Benchmarks.
Not just scores — a guide to the evals themselves. What each one measures, who built it, and why the number matters.
MMLU-Pro
Tests expert-level knowledge across 57 academic and professional domains. The "Pro" version uses harder questions with more answer choices to better differentiate top models.
HumanEval
OpenAI’s 164 hand-written Python programming problems. Pass rate measures whether the model generates code that passes unit tests.
SWE-Bench
Tests whether an AI can resolve real GitHub issues from popular open-source projects. The gold standard for measuring coding agent capability.
LMSYS Chatbot Arena
Head-to-head blind comparisons by real users. The closest thing to a "real-world" ranking — models are judged on actual conversations.
MATH
Competition-level math problems from AMC/AIME/Olympiad datasets. Tests symbolic reasoning and multi-step solutions.
GPQA
PhD-level science questions in biology, physics, and chemistry — written by domain experts, validated to be Google-proof.
MMMU
College-level questions that require visual reasoning across diagrams, charts, and scientific figures.
IFEval
Google’s test of whether a model follows verifiable instructions — e.g., "write exactly 3 paragraphs, each starting with the letter B."
ARC-AGI
Grid puzzles testing abstraction and analogical reasoning. Easy for humans, brutally hard for LLMs.
GSM8K
8.5K grade-school word problems.
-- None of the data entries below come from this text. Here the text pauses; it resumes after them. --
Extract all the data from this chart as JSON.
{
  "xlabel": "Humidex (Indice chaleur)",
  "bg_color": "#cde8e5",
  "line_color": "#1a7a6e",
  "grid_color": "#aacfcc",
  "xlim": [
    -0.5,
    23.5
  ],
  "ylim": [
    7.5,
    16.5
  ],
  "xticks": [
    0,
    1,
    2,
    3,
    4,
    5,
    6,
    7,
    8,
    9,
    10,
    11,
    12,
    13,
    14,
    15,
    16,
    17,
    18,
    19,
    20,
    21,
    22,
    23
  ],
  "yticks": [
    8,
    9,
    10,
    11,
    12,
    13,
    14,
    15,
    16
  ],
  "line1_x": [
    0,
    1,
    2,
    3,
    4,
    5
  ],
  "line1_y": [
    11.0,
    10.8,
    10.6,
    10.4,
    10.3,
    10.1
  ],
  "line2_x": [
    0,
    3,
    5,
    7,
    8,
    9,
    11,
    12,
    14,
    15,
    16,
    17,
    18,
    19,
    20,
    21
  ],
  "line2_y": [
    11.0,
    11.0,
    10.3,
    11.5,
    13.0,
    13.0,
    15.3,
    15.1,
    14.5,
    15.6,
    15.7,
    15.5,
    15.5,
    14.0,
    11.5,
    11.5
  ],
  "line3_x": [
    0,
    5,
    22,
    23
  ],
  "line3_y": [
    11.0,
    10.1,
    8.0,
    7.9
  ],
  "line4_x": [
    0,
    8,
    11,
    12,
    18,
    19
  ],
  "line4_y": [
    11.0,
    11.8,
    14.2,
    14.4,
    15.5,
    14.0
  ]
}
Saturated now, but still used as a smoke test for arithmetic reasoning.
BIG-Bench Hard
A 23-task subset of BIG-Bench where LLMs historically struggled. Covers logical deduction, navigation, and causal reasoning.
TruthfulQA
817 questions designed to trap models into repeating common misconceptions.
HarmBench
Standardized evaluation of model refusal behavior across 510 unique harmful scenarios.
WildBench
Evaluates models on real-world user queries scraped from chatbots, then graded pairwise.
LiveBench
Contamination-free benchmark that refreshes its questions monthly.